A Thiers, l’objectif zéro chômeur
C’est un jour de Fête du travail, le 1er mai 2017, qui a été emblématiquement choisi pour la création d’Actypoles, à Thiers, dans le Puy-de-Dôme. A l’approche de son deuxième anniversaire, cette entreprise d’un type nouveau a déjà recruté 69 chômeurs de longue durée et a développé toute une série d’activité, allant de la mécanique auto à l’entretien des espaces verts en passant par la collecte des encombrants ou le reconditionnement informatique.
« Il y a une centaine de personnes qui sont sur liste d’attente mais nous ne souhaitons pas que notre effectif dépasse les 80 ou 90 personnes, pour soutenir une dimension humaine », explique la directrice d’Actypoles, Laure Descoubès. Mais pas question pour autant de baisser les bras : une deuxième « entreprise à but d’emploi » (EBE), guidée vers les services à la personne, doit voir le jour, d’ici à l’été, dans la capitale française de la coutellerie.
Actypoles fait partie des dix applications françaises « territoire zéro chômeur de longue durée ». Le modèle économique, défini par la loi de février 2016, consiste à réaffecter les coûts et les manques à gagner dus à la privation d’emploi (RSA, CMU etc.) à la rétribution d’activités qui ne sont ni dans le champ de l’activité concurrentielle ni dans celui des services publics. « Pour chacun de nos CDI au smic, nous percevons 18 000 euros par an, ce qui correspond environ aux trois quarts du coût d’un emploi », détaille Laure Escoubès.
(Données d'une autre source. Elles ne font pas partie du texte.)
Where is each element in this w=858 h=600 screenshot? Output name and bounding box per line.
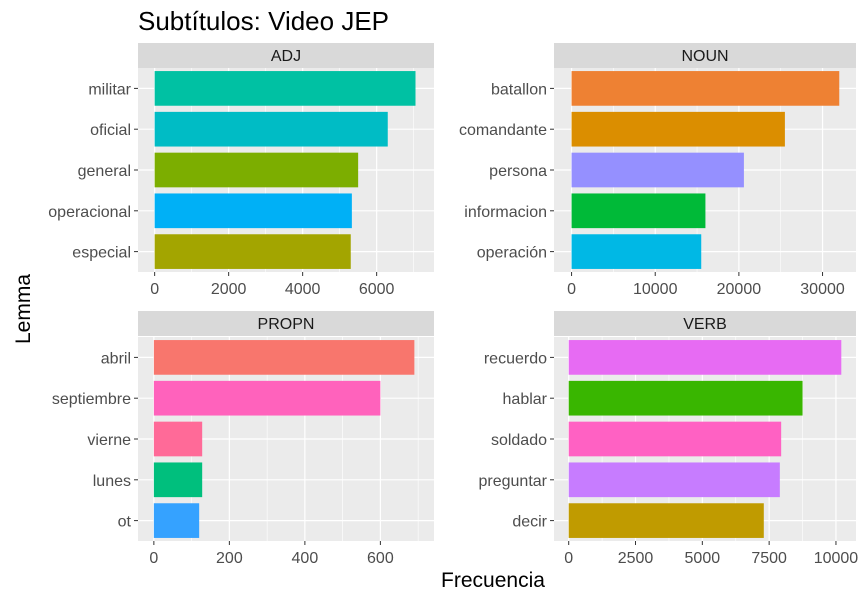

L’entreprise, qui a aisé un chiffre d’affaires de 200 000 euros en 2018, finance le complément. Selon un rapport d’étape du Fonds d’application territoriale contre le chômage de longue durée, présidé par l’ancien patron de la SNCF Louis Gallois, ce modèle d’activation des dépenses sociale est « neutre » pour les finances publiques.
Le plan « pauvreté » exposé en septembre 2018 par Emmanuel Macron prédit une deuxième loi pour étendre l’expérimentation à d’autres territoires. Plus d’une centaine ont d’ores et déjà exprimé leur intérêt.